A statue of Abraham Lincoln that has stood in Boston since 1879 is reportedly in the crosshairs of the city's mayor, yet another monument in danger of coming down as an anti-statue zeitgeist sweeps the country.
The Emancipation Memorial was originally erected in Washington, D.C., in 1876. The National Park Service says that funds to build it were collected "solely from freed slaves (primarily from African American Union veterans)." A copy of the statue was donated to Boston three years later.
Yet activists are now calling for its removal, citing what they say are its racist optics: It depicts Lincoln standing over a kneeling, freed black slave.
Mayor Marty Walsh, meanwhile, is allegedly sympathetic to those demands.

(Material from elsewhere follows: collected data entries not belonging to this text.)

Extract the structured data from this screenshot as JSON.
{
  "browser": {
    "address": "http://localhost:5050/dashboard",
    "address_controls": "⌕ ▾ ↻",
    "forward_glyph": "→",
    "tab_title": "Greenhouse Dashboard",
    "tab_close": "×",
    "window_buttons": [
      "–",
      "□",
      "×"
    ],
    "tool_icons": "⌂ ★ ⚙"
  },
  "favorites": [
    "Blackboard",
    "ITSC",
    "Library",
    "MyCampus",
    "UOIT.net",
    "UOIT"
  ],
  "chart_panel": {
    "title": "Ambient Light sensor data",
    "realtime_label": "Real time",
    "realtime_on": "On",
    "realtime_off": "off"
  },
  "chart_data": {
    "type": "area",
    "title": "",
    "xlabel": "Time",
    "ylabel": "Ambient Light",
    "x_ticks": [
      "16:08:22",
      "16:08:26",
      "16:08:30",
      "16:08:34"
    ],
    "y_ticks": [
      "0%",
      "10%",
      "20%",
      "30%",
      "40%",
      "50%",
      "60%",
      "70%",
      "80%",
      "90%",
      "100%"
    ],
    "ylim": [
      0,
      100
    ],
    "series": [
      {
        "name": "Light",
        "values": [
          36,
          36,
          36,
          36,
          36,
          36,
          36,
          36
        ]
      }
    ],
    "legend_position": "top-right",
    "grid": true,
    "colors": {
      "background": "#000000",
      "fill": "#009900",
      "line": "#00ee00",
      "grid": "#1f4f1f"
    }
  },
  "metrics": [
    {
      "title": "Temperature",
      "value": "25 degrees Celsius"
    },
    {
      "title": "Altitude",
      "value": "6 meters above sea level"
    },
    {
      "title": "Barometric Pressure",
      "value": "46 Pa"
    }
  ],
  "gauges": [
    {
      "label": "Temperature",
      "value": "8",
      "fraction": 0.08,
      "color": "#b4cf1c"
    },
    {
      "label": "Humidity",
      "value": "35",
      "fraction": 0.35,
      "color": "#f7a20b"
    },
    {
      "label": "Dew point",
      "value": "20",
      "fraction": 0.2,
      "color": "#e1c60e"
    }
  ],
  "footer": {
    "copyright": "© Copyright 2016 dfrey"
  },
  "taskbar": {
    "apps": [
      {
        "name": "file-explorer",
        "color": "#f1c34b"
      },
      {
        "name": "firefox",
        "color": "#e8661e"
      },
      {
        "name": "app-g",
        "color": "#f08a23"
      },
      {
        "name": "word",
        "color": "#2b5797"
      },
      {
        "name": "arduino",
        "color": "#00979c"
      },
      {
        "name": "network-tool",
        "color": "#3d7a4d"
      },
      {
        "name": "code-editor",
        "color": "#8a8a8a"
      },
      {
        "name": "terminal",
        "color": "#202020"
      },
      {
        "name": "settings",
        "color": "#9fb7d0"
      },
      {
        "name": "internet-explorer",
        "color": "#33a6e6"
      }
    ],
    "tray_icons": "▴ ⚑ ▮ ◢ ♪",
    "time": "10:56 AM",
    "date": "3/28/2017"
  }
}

Walsh "is in favor of removing the statue," the Boston Globe reported this week, and he is "willing to engage in a dialogue about its future in Boston."
The mayor "is interested in potentially recommissioning the statue into one that recognizes equality," his office told the paper.
A petition in favor of removing the statue, started by Boston resident Tory Bullock, had garnered over 9,000 signatures by Tuesday morning.
The statue is "supposed to represent freedom but instead represents us still beneath someone else," Bullock wrote on the petition. "I would always ask myself 'If he's free why is he still on his knees?' No kid should have to ask themselves that question anymore."